Applications closed on May 25th, 2025. You can express your interest in future bootcamps here.

When: June 30th - July 11th, 2025

What: A 2-week intensive bootcamp to rapidly build skills in ML safety, including building gpt-2-small, learning interpretability techniques, understanding RLHF, and replicating key research papers.

Who: Ideal for those new to mechanistic interpretability, with basic familiarity in linear algebra, Python, and AI safety (e.g. AI Safety Fundamentals).
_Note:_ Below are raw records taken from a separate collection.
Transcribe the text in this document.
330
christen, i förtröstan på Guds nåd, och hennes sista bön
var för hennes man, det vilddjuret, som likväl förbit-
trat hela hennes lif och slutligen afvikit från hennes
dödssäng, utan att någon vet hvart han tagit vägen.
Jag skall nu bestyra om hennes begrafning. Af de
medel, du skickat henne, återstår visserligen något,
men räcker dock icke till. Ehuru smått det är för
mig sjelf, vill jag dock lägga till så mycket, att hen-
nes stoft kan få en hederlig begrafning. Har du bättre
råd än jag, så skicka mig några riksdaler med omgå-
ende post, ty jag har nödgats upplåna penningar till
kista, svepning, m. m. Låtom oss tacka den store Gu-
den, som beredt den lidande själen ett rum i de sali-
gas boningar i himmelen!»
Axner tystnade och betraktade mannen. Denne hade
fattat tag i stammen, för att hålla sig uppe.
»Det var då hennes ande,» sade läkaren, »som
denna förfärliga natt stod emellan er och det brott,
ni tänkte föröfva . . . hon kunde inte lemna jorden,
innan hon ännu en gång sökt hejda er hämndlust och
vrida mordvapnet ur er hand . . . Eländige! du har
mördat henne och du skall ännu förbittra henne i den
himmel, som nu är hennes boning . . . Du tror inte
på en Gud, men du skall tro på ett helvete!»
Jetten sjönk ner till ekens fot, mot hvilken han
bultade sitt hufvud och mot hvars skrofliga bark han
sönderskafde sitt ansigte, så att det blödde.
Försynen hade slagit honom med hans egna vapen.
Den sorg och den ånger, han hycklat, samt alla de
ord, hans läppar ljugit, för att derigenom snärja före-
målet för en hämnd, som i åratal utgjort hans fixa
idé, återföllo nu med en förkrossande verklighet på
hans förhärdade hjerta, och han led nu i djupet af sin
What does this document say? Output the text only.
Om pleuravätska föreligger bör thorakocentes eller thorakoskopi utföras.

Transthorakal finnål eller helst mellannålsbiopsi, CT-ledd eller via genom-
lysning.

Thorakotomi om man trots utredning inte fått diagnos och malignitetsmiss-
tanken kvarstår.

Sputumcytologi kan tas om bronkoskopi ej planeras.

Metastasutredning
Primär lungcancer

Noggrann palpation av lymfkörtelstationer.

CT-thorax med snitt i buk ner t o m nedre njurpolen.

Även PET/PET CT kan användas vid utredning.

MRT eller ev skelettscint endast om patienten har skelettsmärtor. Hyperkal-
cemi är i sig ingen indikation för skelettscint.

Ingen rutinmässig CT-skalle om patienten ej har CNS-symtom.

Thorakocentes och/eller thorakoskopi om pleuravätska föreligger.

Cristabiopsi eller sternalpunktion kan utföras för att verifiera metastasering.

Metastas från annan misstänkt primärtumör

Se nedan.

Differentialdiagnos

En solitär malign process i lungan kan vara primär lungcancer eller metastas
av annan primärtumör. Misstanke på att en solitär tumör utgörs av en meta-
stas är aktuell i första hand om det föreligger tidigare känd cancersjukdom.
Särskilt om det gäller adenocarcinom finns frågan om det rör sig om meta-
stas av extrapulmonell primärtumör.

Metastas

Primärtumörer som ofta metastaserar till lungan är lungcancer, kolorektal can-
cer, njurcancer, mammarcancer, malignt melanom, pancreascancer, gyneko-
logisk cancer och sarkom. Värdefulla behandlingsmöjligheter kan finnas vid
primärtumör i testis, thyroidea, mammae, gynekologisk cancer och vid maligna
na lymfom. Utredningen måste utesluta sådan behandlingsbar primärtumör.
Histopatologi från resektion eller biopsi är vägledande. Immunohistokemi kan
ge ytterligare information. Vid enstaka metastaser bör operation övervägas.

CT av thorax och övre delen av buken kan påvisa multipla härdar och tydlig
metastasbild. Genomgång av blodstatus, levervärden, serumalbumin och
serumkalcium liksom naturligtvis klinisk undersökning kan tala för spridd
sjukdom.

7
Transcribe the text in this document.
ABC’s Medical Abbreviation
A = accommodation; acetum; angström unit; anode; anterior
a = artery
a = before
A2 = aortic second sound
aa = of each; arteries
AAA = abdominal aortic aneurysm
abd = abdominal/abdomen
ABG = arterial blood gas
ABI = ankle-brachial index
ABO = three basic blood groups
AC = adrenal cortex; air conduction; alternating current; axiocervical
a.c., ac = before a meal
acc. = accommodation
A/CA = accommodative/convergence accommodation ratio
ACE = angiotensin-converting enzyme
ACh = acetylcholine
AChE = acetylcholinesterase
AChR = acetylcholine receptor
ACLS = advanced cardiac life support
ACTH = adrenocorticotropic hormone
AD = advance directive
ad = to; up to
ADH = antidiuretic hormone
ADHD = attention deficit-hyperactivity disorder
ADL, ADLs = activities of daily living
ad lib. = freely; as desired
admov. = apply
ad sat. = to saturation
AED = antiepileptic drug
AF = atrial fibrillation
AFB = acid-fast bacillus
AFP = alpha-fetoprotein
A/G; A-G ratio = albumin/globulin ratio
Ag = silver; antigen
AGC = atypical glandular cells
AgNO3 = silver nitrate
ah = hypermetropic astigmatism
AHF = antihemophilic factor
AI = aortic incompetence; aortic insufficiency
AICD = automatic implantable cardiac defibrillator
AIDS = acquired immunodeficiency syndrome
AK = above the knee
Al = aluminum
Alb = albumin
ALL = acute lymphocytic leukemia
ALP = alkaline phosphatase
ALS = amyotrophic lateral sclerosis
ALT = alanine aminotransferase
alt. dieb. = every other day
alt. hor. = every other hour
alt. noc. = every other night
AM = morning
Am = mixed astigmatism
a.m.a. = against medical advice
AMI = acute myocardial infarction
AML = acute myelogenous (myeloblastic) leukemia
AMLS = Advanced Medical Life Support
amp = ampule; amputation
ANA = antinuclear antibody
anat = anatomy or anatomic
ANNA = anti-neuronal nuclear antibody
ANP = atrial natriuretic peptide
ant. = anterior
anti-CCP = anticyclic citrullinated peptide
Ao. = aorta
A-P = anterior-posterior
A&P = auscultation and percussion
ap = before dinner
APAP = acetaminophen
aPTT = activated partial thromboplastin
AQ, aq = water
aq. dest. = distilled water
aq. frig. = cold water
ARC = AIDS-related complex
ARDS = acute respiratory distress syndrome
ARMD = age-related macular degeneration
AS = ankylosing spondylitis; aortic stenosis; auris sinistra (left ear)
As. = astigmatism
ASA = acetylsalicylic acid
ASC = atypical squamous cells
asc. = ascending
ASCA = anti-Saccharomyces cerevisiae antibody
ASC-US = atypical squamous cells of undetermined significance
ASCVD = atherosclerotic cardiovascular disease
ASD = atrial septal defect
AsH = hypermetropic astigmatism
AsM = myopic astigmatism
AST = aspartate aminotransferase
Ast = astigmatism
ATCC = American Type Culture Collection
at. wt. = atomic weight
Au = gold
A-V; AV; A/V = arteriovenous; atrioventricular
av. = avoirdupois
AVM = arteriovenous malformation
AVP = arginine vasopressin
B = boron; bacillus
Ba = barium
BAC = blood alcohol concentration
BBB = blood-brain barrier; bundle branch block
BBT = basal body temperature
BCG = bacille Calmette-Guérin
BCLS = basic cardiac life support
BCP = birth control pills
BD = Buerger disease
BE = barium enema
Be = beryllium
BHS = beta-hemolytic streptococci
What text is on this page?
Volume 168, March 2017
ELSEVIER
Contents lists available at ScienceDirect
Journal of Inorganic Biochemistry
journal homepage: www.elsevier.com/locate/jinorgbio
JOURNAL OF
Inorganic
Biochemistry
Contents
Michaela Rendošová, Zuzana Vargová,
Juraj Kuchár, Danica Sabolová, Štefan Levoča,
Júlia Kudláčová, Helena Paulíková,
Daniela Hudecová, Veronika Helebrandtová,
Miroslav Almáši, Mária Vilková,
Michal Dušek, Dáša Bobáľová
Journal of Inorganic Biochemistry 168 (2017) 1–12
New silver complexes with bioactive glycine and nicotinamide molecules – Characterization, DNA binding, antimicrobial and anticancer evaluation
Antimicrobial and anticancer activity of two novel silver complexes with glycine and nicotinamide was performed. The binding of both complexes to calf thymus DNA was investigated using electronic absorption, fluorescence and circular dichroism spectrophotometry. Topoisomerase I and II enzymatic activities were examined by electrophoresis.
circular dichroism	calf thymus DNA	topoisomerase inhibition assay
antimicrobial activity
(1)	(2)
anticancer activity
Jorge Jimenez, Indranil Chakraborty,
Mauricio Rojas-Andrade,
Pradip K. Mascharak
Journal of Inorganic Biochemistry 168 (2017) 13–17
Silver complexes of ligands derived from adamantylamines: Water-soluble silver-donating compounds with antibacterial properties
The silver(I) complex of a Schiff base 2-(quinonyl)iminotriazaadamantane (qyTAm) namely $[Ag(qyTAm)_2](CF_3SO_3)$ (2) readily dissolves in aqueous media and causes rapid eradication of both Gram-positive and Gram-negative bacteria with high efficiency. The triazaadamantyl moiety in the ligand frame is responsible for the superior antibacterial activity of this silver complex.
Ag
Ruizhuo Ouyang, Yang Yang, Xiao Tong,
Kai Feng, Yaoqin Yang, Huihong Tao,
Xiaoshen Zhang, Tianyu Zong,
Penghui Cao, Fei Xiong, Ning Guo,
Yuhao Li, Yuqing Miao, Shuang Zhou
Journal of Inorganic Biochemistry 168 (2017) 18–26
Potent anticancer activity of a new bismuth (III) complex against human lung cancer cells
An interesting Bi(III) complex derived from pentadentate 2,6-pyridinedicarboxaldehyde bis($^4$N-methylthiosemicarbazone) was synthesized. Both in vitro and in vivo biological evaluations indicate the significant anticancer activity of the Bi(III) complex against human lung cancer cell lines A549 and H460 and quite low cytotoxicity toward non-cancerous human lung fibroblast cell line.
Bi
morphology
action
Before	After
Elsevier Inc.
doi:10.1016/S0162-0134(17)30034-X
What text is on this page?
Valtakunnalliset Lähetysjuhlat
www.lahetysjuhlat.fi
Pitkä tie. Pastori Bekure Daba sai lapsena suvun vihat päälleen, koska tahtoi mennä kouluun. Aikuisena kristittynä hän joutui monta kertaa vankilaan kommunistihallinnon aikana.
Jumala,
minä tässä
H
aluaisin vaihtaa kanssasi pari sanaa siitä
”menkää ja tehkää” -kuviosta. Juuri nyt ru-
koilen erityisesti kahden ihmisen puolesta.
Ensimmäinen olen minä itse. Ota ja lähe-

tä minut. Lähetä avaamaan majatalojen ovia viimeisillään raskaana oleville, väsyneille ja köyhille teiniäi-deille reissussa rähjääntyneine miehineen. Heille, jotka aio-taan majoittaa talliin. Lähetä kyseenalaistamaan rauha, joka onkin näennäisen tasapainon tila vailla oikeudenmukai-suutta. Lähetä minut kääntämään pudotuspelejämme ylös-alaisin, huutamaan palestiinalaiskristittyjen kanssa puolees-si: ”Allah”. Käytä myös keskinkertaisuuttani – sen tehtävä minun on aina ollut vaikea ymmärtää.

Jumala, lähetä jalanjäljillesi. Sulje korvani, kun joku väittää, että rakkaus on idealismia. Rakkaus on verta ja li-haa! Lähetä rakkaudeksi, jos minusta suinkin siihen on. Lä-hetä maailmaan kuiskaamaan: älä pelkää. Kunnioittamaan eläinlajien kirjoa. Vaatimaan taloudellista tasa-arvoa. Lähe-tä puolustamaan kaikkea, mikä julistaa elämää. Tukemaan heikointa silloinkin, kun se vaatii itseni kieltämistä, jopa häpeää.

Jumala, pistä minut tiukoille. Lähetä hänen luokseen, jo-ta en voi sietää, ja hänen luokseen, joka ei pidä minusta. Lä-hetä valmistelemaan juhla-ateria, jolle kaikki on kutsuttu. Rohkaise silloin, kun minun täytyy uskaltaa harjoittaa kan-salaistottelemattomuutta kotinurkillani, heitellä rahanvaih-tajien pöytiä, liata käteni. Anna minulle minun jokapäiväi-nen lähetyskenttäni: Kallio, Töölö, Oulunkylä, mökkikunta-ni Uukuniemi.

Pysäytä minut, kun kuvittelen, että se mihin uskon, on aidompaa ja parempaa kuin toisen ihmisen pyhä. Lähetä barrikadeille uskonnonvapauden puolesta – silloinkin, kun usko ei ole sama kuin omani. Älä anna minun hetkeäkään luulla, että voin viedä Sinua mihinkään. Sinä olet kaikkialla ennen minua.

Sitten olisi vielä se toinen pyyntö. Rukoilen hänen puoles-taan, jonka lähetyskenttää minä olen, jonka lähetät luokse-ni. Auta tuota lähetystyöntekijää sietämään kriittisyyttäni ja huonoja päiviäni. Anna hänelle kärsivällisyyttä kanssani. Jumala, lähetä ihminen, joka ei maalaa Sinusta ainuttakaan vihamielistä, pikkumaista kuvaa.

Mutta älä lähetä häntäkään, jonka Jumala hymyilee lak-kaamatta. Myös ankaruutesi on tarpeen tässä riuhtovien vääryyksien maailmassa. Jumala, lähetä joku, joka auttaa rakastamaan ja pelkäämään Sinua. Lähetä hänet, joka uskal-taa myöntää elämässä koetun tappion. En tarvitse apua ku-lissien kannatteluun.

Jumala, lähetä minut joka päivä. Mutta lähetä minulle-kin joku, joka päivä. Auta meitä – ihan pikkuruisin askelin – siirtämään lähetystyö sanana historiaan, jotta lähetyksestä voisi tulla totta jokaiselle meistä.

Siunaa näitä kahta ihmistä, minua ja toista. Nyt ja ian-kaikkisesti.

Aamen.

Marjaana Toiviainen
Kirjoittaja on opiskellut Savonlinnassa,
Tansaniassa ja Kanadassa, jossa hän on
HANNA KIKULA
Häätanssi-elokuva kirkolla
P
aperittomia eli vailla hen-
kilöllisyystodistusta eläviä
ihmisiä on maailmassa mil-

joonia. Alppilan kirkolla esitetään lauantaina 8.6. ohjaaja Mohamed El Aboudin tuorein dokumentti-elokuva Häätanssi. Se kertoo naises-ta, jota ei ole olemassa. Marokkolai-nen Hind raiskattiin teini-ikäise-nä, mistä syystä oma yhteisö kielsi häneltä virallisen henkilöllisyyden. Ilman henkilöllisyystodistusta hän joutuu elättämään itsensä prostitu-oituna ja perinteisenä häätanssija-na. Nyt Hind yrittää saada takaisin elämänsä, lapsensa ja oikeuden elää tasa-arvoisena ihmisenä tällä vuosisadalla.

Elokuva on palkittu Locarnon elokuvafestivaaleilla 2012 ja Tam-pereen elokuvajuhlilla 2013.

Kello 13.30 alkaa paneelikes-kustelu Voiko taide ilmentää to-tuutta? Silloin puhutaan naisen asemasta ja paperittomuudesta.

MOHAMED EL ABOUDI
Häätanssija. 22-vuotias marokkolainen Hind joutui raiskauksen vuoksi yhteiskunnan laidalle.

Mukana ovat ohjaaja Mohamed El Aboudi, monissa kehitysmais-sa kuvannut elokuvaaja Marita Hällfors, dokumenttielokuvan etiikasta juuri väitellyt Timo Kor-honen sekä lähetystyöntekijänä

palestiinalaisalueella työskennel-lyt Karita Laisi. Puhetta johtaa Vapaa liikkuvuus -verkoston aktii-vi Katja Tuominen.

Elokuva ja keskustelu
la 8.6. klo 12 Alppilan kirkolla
Oxford students are particularly encouraged to apply.

Programme Details

Dates: June the 30th to July the 11th, 2025
What we provide: Central Oxford accommodation for non-Oxford residents, lunch, and potential support with travel expenses.

The curriculum includes content from ARENA, whose alumni have gone on to become MATS scholars, LASR participants, and AI safety engineers at organizations like Apollo Research, Anthropic, METR, and OpenAI, and even founders of their own AI safety initiatives.

Who should apply?

We’re looking for applicants who are new to mechanistic interpretability. Basic familiarity with linear algebra, Python programming, and AI safety is expected (e.g., having completed AI Safety Fundamentals or another fellowship).

You do not need to be an Oxford student to participate. ARBOx is designed to upskill participants in ML safety, targeting those who would benefit from this training, regardless of their background.

We think you would be a good fit if you are a postgraduate student or a working professional, though we will also consider strong undergraduate applicants.

Syllabus

We’ll cover:

building gpt-2-small from scratch
attention
replicating a paper or two (e.g. Redwood’s IOI paper)
and a brief introduction to RL and RLHF.

We’ll have lectures in the morning covering aspects of the syllabus, and the rest of the day will be spent pair-programming. During lunch break there will be short talks from experts in the field, and we plan to run a couple of socials for the participants.